Question

A train overtakes two persons who are walking in the same direction in which the train is going at the rate of $2$ kmph and $4$ kmph and passes them completely in $9$ and $10$ seconds respectively. The length of the train is:
(A) $20m$
(B) $30m$
(C) $40m$
(D) $50m$

Answer 1

Hint:
Start with assuming a variable for the speed and length of the train. Now write the expression for the relative speed of train and person, i.e. ${\text{Relative Speed}} = {\text{Spee}}{{\text{d}}_{train}} - {\text{Spee}}{{\text{d}}_{human}} = \dfrac{{{\text{Distance}}}}{{Time}}$. Make two equations for both the persons. Now combine these equations and find the unknown value of the length of the train.
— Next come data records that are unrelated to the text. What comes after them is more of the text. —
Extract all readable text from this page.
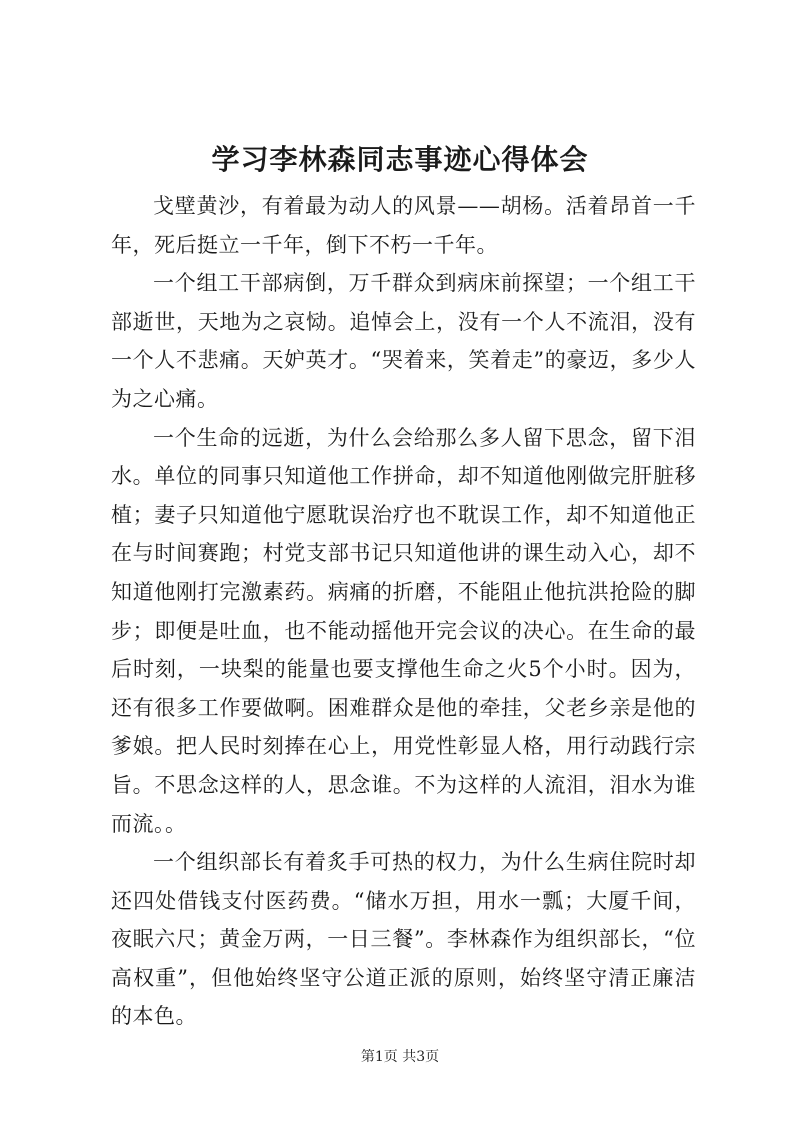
学习李林森同志事迹心得体会

戈壁黄沙，有着最为动人的风景——胡杨。活着昂首一千年，死后挺立一千年，倒下不朽一千年。

一个组工干部病倒，万千群众到病床前探望；一个组工干部逝世，天地为之哀恸。追悼会上，没有一个人不流泪，没有一个人不悲痛。天妒英才。“哭着来，笑着走”的豪迈，多少人为之心痛。

一个生命的远逝，为什么会给那么多人留下思念，留下泪水。单位的同事只知道他工作拼命，却不知道他刚做完肝脏移植；妻子只知道他宁愿耽误治疗也不耽误工作，却不知道他正在与时间赛跑；村党支部书记只知道他讲的课生动入心，却不知道他刚打完激素药。病痛的折磨，不能阻止他抗洪抢险的脚步；即便是吐血，也不能动摇他开完会议的决心。在生命的最后时刻，一块梨的能量也要支撑他生命之火5个小时。因为，还有很多工作要做啊。困难群众是他的牵挂，父老乡亲是他的爹娘。把人民时刻捧在心上，用党性彰显人格，用行动践行宗旨。不思念这样的人，思念谁。不为这样的人流泪，泪水为谁而流。。

一个组织部长有着炙手可热的权力，为什么生病住院时却还四处借钱支付医药费。“储水万担，用水一瓢；大厦千间，夜眠六尺；黄金万两，一日三餐”。李林森作为组织部长，“位高权重”，但他始终坚守公道正派的原则，始终坚守清正廉洁的本色。

第1页 共3页
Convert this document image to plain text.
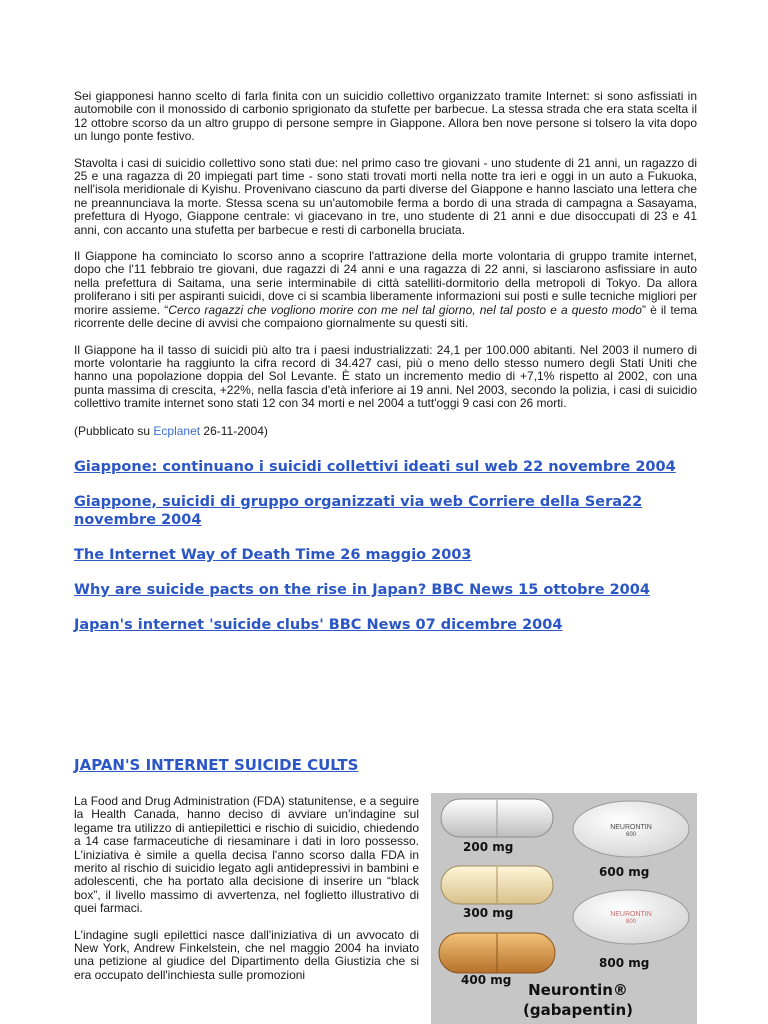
Sei giapponesi hanno scelto di farla finita con un suicidio collettivo organizzato tramite Internet: si sono asfissiati in automobile con il monossido di carbonio sprigionato da stufette per barbecue. La stessa strada che era stata scelta il 12 ottobre scorso da un altro gruppo di persone sempre in Giappone. Allora ben nove persone si tolsero la vita dopo un lungo ponte festivo.

Stavolta i casi di suicidio collettivo sono stati due: nel primo caso tre giovani - uno studente di 21 anni, un ragazzo di 25 e una ragazza di 20 impiegati part time - sono stati trovati morti nella notte tra ieri e oggi in un auto a Fukuoka, nell'isola meridionale di Kyishu. Provenivano ciascuno da parti diverse del Giappone e hanno lasciato una lettera che ne preannunciava la morte. Stessa scena su un'automobile ferma a bordo di una strada di campagna a Sasayama, prefettura di Hyogo, Giappone centrale: vi giacevano in tre, uno studente di 21 anni e due disoccupati di 23 e 41 anni, con accanto una stufetta per barbecue e resti di carbonella bruciata.

Il Giappone ha cominciato lo scorso anno a scoprire l'attrazione della morte volontaria di gruppo tramite internet, dopo che l'11 febbraio tre giovani, due ragazzi di 24 anni e una ragazza di 22 anni, si lasciarono asfissiare in auto nella prefettura di Saitama, una serie interminabile di città satelliti-dormitorio della metropoli di Tokyo. Da allora proliferano i siti per aspiranti suicidi, dove ci si scambia liberamente informazioni sui posti e sulle tecniche migliori per morire assieme. “Cerco ragazzi che vogliono morire con me nel tal giorno, nel tal posto e a questo modo” è il tema ricorrente delle decine di avvisi che compaiono giornalmente su questi siti.

Il Giappone ha il tasso di suicidi più alto tra i paesi industrializzati: 24,1 per 100.000 abitanti. Nel 2003 il numero di morte volontarie ha raggiunto la cifra record di 34.427 casi, più o meno dello stesso numero degli Stati Uniti che hanno una popolazione doppia del Sol Levante. È stato un incremento medio di +7,1% rispetto al 2002, con una punta massima di crescita, +22%, nella fascia d'età inferiore ai 19 anni. Nel 2003, secondo la polizia, i casi di suicidio collettivo tramite internet sono stati 12 con 34 morti e nel 2004 a tutt'oggi 9 casi con 26 morti.

(Pubblicato su Ecplanet 26-11-2004)

Giappone: continuano i suicidi collettivi ideati sul web 22 novembre 2004
Giappone, suicidi di gruppo organizzati via web Corriere della Sera22 novembre 2004
The Internet Way of Death Time 26 maggio 2003
Why are suicide pacts on the rise in Japan? BBC News 15 ottobre 2004
Japan's internet 'suicide clubs' BBC News 07 dicembre 2004
JAPAN'S INTERNET SUICIDE CULTS

La Food and Drug Administration (FDA) statunitense, e a seguire la Health Canada, hanno deciso di avviare un'indagine sul legame tra utilizzo di antiepilettici e rischio di suicidio, chiedendo a 14 case farmaceutiche di riesaminare i dati in loro possesso. L'iniziativa è simile a quella decisa l'anno scorso dalla FDA in merito al rischio di suicidio legato agli antidepressivi in bambini e adolescenti, che ha portato alla decisione di inserire un “black box”, il livello massimo di avvertenza, nel foglietto illustrativo di quei farmaci.

L'indagine sugli epilettici nasce dall'iniziativa di un avvocato di New York, Andrew Finkelstein, che nel maggio 2004 ha inviato una petizione al giudice del Dipartimento della Giustizia che si era occupato dell'inchiesta sulle promozioni

NEURONTIN
600
NEURONTIN
800
200 mg
300 mg
400 mg
600 mg
800 mg
Neurontin®
(gabapentin)
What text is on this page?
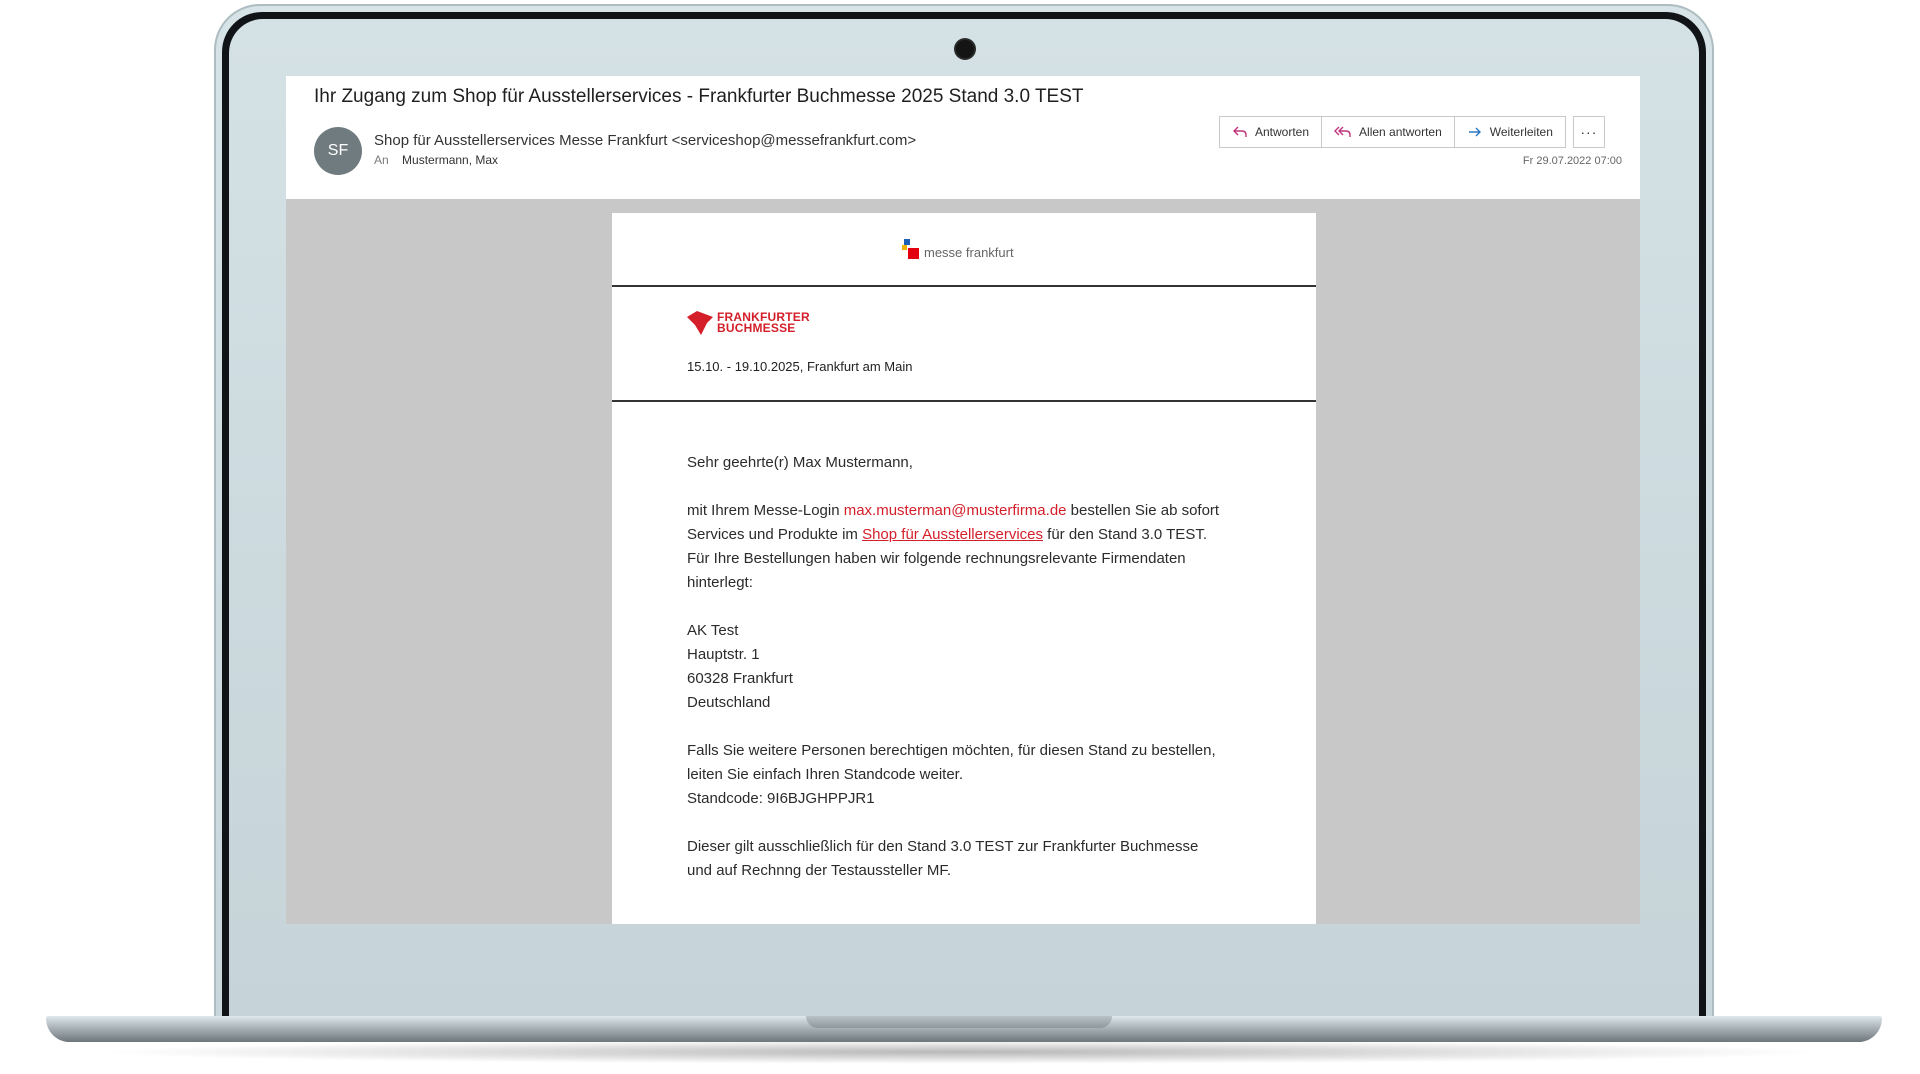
Ihr Zugang zum Shop für Ausstellerservices - Frankfurter Buchmesse 2025 Stand 3.0 TEST
SF
Shop für Ausstellerservices Messe Frankfurt <serviceshop@messefrankfurt.com>
An Mustermann, Max
Antworten	Allen antworten	Weiterleiten	···
Fr 29.07.2022 07:00
messe frankfurt
FRANKFURTER
BUCHMESSE
15.10. - 19.10.2025, Frankfurt am Main

Sehr geehrte(r) Max Mustermann,

mit Ihrem Messe-Login max.musterman@musterfirma.de bestellen Sie ab sofort Services und Produkte im Shop für Ausstellerservices für den Stand 3.0 TEST.
Für Ihre Bestellungen haben wir folgende rechnungsrelevante Firmendaten hinterlegt:

AK Test
Hauptstr. 1
60328 Frankfurt
Deutschland

Falls Sie weitere Personen berechtigen möchten, für diesen Stand zu bestellen, leiten Sie einfach Ihren Standcode weiter.
Standcode: 9I6BJGHPPJR1

Dieser gilt ausschließlich für den Stand 3.0 TEST zur Frankfurter Buchmesse
und auf Rechnng der Testaussteller MF.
Complete step by step solution:
Here in this problem, we are given a train that overtakes two persons going in the same direction. Both the people were walking at a rate of $2$ kmph and $4$kmph and the train passed them completely in $9$ and $10$ seconds respectively.
Since the given options are in meters, the speeds of two persons in the MKS system will be:
$ \Rightarrow 2\dfrac{{km}}{h} = 2 \times \dfrac{{1000{\text{ }}m}}{{60 \times 60{\text{ }}s}} = \dfrac{5}{9}{\text{ }}m/s$
Similarly, $4\dfrac{{km}}{h} = 4 \times \dfrac{{1000{\text{ }}m}}{{60 \times 60{\text{ }}s}} = \dfrac{{10}}{9}{\text{ }}m/s$
Before starting with a solution we must understand the concepts of speed and distance. Here the train and two persons are traveling in the same direction but at different speeds. According to the question, the train passes both persons in $9$ and $10$ seconds respectively.
So, as we know that the speed is the ratio of distance traveled by the time taken. We need to find the relative speed of the train and the human.
$ \Rightarrow $ Relative Speed of train and human$ = $ Speed of train $ - $ Speed of human
Let us assume that the train was traveling at $t{\text{ m/s}}$ and has a length of $l{\text{ m}}$
Therefore, the relative speed of train and first-person can be given as:
$ \Rightarrow {\text{Relative Speed}} = \dfrac{{{\text{Distance}}}}{{{\text{Time taken}}}} \Rightarrow t - \dfrac{5}{9} = \dfrac{l}{9}$
This equation can be simplified as:
$ \Rightarrow t - \dfrac{5}{9} = \dfrac{l}{9} \Rightarrow t = \dfrac{{l + 5}}{9}$ ……………(i)
Similarly, for the second person, the relative speed of train and human will be:
$ \Rightarrow {\text{Relative Speed}} = \dfrac{{{\text{Distance}}}}{{{\text{Time taken}}}} \Rightarrow t - \dfrac{{10}}{9} = \dfrac{l}{{10}}$
This equation can be easily simplified as:
 $ \Rightarrow t - \dfrac{{10}}{9} = \dfrac{l}{{10}} \Rightarrow t = \dfrac{{9l + 100}}{{90}}$ …………(ii)
Thus we get two expressions for the speed of the train, ‘t’ in equation (i) and (ii). Equating the RHS of these two equations, we get:
$ \Rightarrow \dfrac{{l + 5}}{9} = \dfrac{{9l + 100}}{{90}}$
Now this equation has only one unknown and can be easily solved as:
$ \Rightarrow \dfrac{{l + 5}}{9} = \dfrac{{9l + 100}}{{90}} \Rightarrow 10\left( {l + 5} \right) = 9l + 100 \Rightarrow 10l - 9l = 100 - 50 \Rightarrow l = 50$
Therefore, we get the length of the train (l) as $50m$

Hence, the option (D) is the correct answer.

Note:
In questions like this, always be careful with the unit system. Notice that the speed of humans is given in ‘kmph’ but the options are given in ‘meters’. Use the conversion $1km/h = \dfrac{5}{{18}}m/s$ to change speeds. An alternative approach can be taken by using relation (i) and (ii) to find the speed of the train and then substitute this in (i) to find the required length of the train.